The conference itself went really well. It took place in a beautiful modern technology park in one of the suburbs of Ostrava. The English talks were well received, the audience asked great questions and was visibly enjoying itself. What really stood out was the perfect organization of the event. At no time were the foreign people allowed to be bored. There was always a program. Great dinner, great pubs, and always a designated driver. The event locations had signs pointing everyone in the right direction and the talks were cut off on time with a subtlety only matched by the Oscars (heh). The team was clearly not properly challenged by the event. I’m sure organizing a conference of 5 times the size would be just as easy for them.

The whole trip was a very enjoyable experience. Ostrava is a ex-coal mining town which is well on its way to re-inventing itself by events such as this conference and the Czech Republic is blessed by a lot of very passionate people. I expect rails and web development in general to hit a tipping point over there at any moment; all the fundamental things are there, all that is needed is a bit of entrepreneurial spirit and incorporation of start-ups.

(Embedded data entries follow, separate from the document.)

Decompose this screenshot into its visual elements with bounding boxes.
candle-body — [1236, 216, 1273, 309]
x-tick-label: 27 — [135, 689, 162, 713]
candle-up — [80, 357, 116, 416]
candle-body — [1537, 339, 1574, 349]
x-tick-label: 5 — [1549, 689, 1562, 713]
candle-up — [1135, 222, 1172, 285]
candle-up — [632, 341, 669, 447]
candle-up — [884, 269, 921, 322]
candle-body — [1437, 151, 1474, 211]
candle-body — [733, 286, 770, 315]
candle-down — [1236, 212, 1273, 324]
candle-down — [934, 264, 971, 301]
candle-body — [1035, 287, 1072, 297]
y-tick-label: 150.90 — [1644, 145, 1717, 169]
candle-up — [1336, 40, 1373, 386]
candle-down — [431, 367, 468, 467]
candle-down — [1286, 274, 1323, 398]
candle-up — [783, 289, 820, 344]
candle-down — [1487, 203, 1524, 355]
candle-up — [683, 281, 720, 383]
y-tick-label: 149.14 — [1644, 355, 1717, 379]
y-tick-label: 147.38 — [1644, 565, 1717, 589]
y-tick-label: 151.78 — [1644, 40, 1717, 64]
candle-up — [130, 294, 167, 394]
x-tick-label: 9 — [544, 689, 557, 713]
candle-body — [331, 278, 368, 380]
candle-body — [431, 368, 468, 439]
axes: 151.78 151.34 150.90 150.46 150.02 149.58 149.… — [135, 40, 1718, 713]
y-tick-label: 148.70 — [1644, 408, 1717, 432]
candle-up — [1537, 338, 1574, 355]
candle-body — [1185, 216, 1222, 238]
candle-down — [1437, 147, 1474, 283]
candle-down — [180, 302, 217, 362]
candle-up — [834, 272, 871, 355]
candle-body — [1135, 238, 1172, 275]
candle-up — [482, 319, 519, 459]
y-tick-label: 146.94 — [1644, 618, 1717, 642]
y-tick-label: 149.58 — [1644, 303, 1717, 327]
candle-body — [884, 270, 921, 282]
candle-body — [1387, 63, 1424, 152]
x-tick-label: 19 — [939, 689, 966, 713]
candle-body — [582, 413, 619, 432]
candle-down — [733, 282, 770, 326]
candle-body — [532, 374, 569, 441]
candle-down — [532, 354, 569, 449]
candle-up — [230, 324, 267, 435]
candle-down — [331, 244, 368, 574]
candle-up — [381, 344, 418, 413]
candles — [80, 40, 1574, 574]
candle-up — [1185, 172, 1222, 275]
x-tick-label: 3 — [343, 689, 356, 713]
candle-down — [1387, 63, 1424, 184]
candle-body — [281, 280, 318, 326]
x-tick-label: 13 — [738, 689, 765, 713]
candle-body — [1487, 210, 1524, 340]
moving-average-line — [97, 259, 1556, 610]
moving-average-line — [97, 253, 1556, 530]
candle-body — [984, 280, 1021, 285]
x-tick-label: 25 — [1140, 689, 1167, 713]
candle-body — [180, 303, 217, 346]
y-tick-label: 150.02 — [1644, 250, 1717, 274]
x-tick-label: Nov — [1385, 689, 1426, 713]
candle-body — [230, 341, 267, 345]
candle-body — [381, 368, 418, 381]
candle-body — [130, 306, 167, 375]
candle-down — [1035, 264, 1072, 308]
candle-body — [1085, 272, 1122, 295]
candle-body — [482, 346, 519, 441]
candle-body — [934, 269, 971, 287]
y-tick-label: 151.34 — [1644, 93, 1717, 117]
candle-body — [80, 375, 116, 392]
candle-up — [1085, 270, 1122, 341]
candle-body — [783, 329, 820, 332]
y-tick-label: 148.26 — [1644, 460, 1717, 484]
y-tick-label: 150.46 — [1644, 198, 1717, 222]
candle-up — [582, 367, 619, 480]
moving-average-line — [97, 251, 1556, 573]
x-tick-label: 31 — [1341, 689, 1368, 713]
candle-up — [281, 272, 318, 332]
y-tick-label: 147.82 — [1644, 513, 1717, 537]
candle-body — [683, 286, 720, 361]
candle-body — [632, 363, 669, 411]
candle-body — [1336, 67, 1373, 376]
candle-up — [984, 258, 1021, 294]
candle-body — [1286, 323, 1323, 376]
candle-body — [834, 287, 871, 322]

Here are some thoughts which might help to accelerate this process:
- Centralize the rails community. There should be only one mailing list, one forum and one page which explains what rails is.
- Create a mailing list and launch local unconferences in the style of barcamp.org around the country.
- Follow up next year with a Central Europe on Rails conference and get the whole region involved!
- Deploy to railshosting.cz , they rock
Thanks again to everyone, especially Jiří, Lucie and Robert for being such great hosts.

Jan Brašna 27 Jun 20:31
Well I was just talking about unconferences with folks at OoR and the format is mostly unknown here. The reaction to organising a BarCamp was rather mild-to-skeptical.
Thanks for coming Tobi, your speech was really outstanding and together with the other speakers and organisers you made an outstanding event here. I hope you’ve enjoyed your stay here.
Karel Minařík 29 Jun 07:03
Hi Tobias,
I would also like to thank you for coming and for your energizing lecture. Please post the PDF with the presernation also, if possible. I very much appreciated the point about design driven development. :)
Ad „centralizing“: there is a translated version of Rails website, http://www.rubyonrails.cz/, with forum and wiki, there is one another forum, aimed at different public (http://rails-forum.cz/), there is English blog at http://www.rails.cz/ , there is Czech blog at http://blog.karmi.cz/, ... We have splendid, splendid hosting at http://www.railshosting.cz/—so lots of things are happening, giving lots of perspectives. I think such an organic grow is much better start of a community than some artificial centralizing attempts…
We are of course very thankful to guys from Skvely.cz to make the Rails conference happen, it has helped a lot. If it would be possible to have a followup next year with broader Central European scope, even better.
Once again, thanks for coming,
Karel
kim 30 Jun 09:57
Nice pictures! I’ve heard so much about Ostrava, but have never been there by myself. What about their hotels?
Rod 04 Jul 07:26
Special thanks to Karel for the links, I’ve found many very interesting information there. Thanks again!